Mannequin-state knowledge
Whereas MNIST pixel knowledge, with its hand-written digits in opposition to a stark backdrop, offers a traditional basis for anomaly detection, we’re attempting one thing else. It’s a little bit of a leap, taking us proper into the core of the skilled ANN to see what the neurons are as much as. This might give us a complete special approach on recognizing anomalies.
As talked about, this mannequin state knowledge is comprised by the state of the neurons in an ANN when skilled with MNIST knowledge. As such, to generate this knowledge, we begin with coaching a easy ANN with MNIST pixel knowledge, each with regular and anomalous knowledge (the anomalous are comprised by the noisy knowledge confirmed earlier than in Determine 2).

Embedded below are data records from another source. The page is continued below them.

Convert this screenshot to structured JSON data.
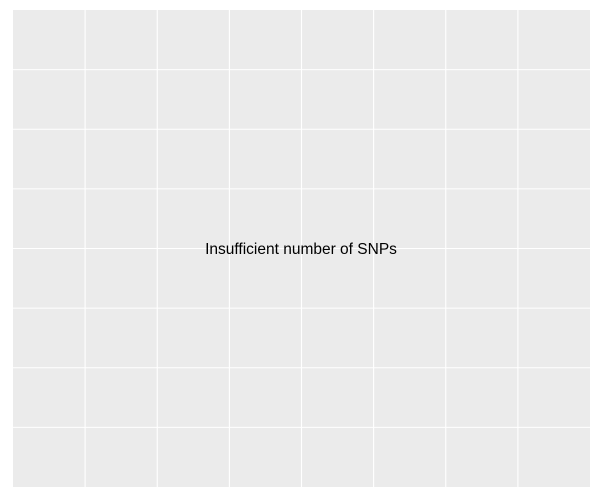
{
  "chart_data": {
    "type": "scatter",
    "title": "",
    "xlabel": "",
    "ylabel": "",
    "series": [],
    "grid": true,
    "axis_ticks_shown": false,
    "panel_background": "#ebebeb",
    "grid_color": "#ffffff",
    "annotations": [
      {
        "text": "Insufficient number of SNPs"
      }
    ]
  }
}
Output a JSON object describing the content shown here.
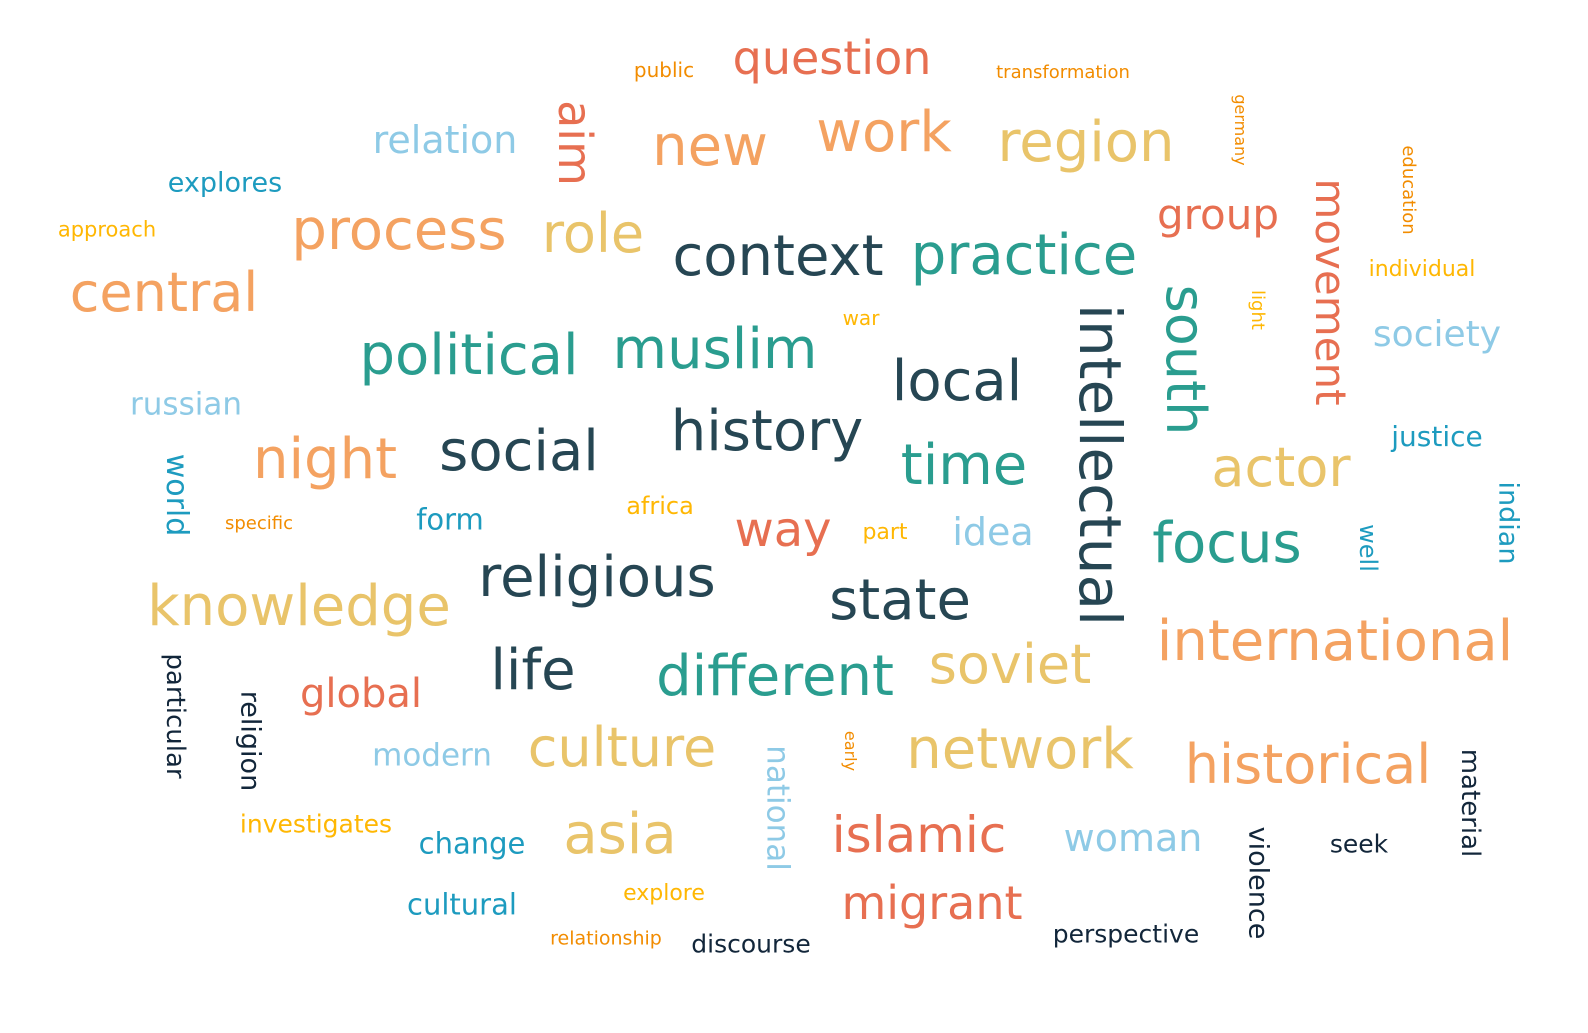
{
  "palette": {
    "dark": "#264653",
    "navy": "#12263a",
    "teal": "#2a9d8f",
    "blue": "#1d9bbf",
    "light_blue": "#8ecae6",
    "yellow": "#e9c46a",
    "orange": "#f4a261",
    "dark_orange": "#f28c00",
    "gold": "#ffb703",
    "red": "#e76f51"
  },
  "words": [
    {
      "text": "question"
    },
    {
      "text": "public"
    },
    {
      "text": "transformation"
    },
    {
      "text": "relation"
    },
    {
      "text": "aim"
    },
    {
      "text": "new"
    },
    {
      "text": "work"
    },
    {
      "text": "region"
    },
    {
      "text": "germany"
    },
    {
      "text": "education"
    },
    {
      "text": "explores"
    },
    {
      "text": "approach"
    },
    {
      "text": "process"
    },
    {
      "text": "role"
    },
    {
      "text": "context"
    },
    {
      "text": "practice"
    },
    {
      "text": "group"
    },
    {
      "text": "movement"
    },
    {
      "text": "individual"
    },
    {
      "text": "central"
    },
    {
      "text": "light"
    },
    {
      "text": "south"
    },
    {
      "text": "war"
    },
    {
      "text": "society"
    },
    {
      "text": "political"
    },
    {
      "text": "muslim"
    },
    {
      "text": "local"
    },
    {
      "text": "intellectual"
    },
    {
      "text": "russian"
    },
    {
      "text": "history"
    },
    {
      "text": "justice"
    },
    {
      "text": "night"
    },
    {
      "text": "social"
    },
    {
      "text": "time"
    },
    {
      "text": "actor"
    },
    {
      "text": "world"
    },
    {
      "text": "specific"
    },
    {
      "text": "form"
    },
    {
      "text": "africa"
    },
    {
      "text": "way"
    },
    {
      "text": "part"
    },
    {
      "text": "idea"
    },
    {
      "text": "focus"
    },
    {
      "text": "well"
    },
    {
      "text": "indian"
    },
    {
      "text": "religious"
    },
    {
      "text": "knowledge"
    },
    {
      "text": "state"
    },
    {
      "text": "international"
    },
    {
      "text": "life"
    },
    {
      "text": "different"
    },
    {
      "text": "soviet"
    },
    {
      "text": "global"
    },
    {
      "text": "particular"
    },
    {
      "text": "religion"
    },
    {
      "text": "modern"
    },
    {
      "text": "culture"
    },
    {
      "text": "national"
    },
    {
      "text": "early"
    },
    {
      "text": "network"
    },
    {
      "text": "historical"
    },
    {
      "text": "material"
    },
    {
      "text": "investigates"
    },
    {
      "text": "change"
    },
    {
      "text": "asia"
    },
    {
      "text": "islamic"
    },
    {
      "text": "woman"
    },
    {
      "text": "violence"
    },
    {
      "text": "seek"
    },
    {
      "text": "cultural"
    },
    {
      "text": "explore"
    },
    {
      "text": "migrant"
    },
    {
      "text": "relationship"
    },
    {
      "text": "discourse"
    },
    {
      "text": "perspective"
    }
  ]
}
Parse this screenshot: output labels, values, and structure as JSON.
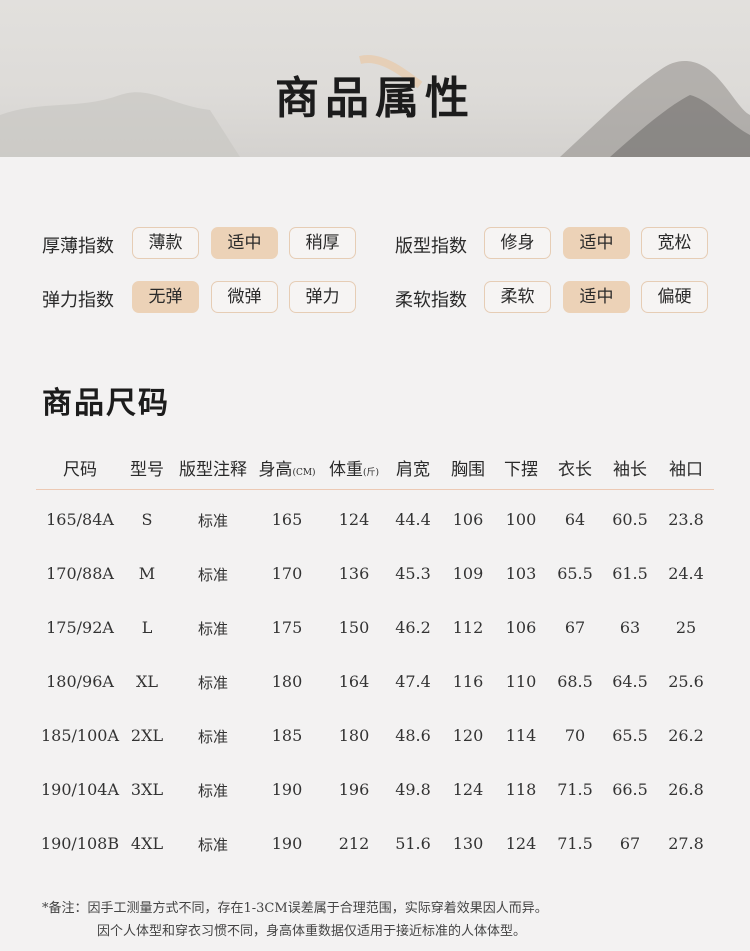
{
  "banner": {
    "title": "商品属性"
  },
  "attributes": [
    {
      "label": "厚薄指数",
      "options": [
        "薄款",
        "适中",
        "稍厚"
      ],
      "selected": "适中"
    },
    {
      "label": "版型指数",
      "options": [
        "修身",
        "适中",
        "宽松"
      ],
      "selected": "适中"
    },
    {
      "label": "弹力指数",
      "options": [
        "无弹",
        "微弹",
        "弹力"
      ],
      "selected": "无弹"
    },
    {
      "label": "柔软指数",
      "options": [
        "柔软",
        "适中",
        "偏硬"
      ],
      "selected": "适中"
    }
  ],
  "size_section": {
    "title": "商品尺码",
    "headers": [
      "尺码",
      "型号",
      "版型注释",
      "身高",
      "体重",
      "肩宽",
      "胸围",
      "下摆",
      "衣长",
      "袖长",
      "袖口"
    ],
    "header_units": {
      "3": "(CM)",
      "4": "(斤)"
    },
    "rows": [
      [
        "165/84A",
        "S",
        "标准",
        "165",
        "124",
        "44.4",
        "106",
        "100",
        "64",
        "60.5",
        "23.8"
      ],
      [
        "170/88A",
        "M",
        "标准",
        "170",
        "136",
        "45.3",
        "109",
        "103",
        "65.5",
        "61.5",
        "24.4"
      ],
      [
        "175/92A",
        "L",
        "标准",
        "175",
        "150",
        "46.2",
        "112",
        "106",
        "67",
        "63",
        "25"
      ],
      [
        "180/96A",
        "XL",
        "标准",
        "180",
        "164",
        "47.4",
        "116",
        "110",
        "68.5",
        "64.5",
        "25.6"
      ],
      [
        "185/100A",
        "2XL",
        "标准",
        "185",
        "180",
        "48.6",
        "120",
        "114",
        "70",
        "65.5",
        "26.2"
      ],
      [
        "190/104A",
        "3XL",
        "标准",
        "190",
        "196",
        "49.8",
        "124",
        "118",
        "71.5",
        "66.5",
        "26.8"
      ],
      [
        "190/108B",
        "4XL",
        "标准",
        "190",
        "212",
        "51.6",
        "130",
        "124",
        "71.5",
        "67",
        "27.8"
      ]
    ]
  },
  "notes": [
    "*备注：因手工测量方式不同，存在1-3CM误差属于合理范围，实际穿着效果因人而异。",
    "因个人体型和穿衣习惯不同，身高体重数据仅适用于接近标准的人体体型。"
  ],
  "colors": {
    "accent": "#ecd2b7",
    "chip_border": "#e6cdb5",
    "background": "#f3f2f2"
  }
}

We then carry out the standard: cut up the info into coaching and testing, after which we match the ANN mannequin:
mannequin.match(X_train,Y_cat_train,epochs=8, validation_data=(X_test, y_cat_test))
After that, we need to retrieve the names of the layers in mannequin and retailer them in an inventory:
checklist(map(lambda x: x.title, mannequin.layers))
Lastly, we create a brand new mannequin that takes the identical enter as the unique mannequin however produces output from a selected layer referred to as “dense”:
intermediate_layer_model=Mannequin(inputs=mannequin.enter, outputs=mannequin.get_layer("dense").output)
That is helpful for extracting data from intermediate layers of a neural community.
Let’s check out this model-state knowledge:
model_state_data_layer1=pd.read_csv("first_layer_dense.csv",header=None)
model_state_data_layer2=pd.read_csv("second_layer_dense.csv",header=None)model_state_data_layer1.head(4)
The model-state knowledge of the primary neural layer is comprised by 32 columns and 4 rows.
With just some traces of code, we’re capable of extract knowledge from the intermediate layers of a neural community.
To review the effectiveness of the brand new technique, I’ll be utilizing knowledge from each the first and second layers of the neural community.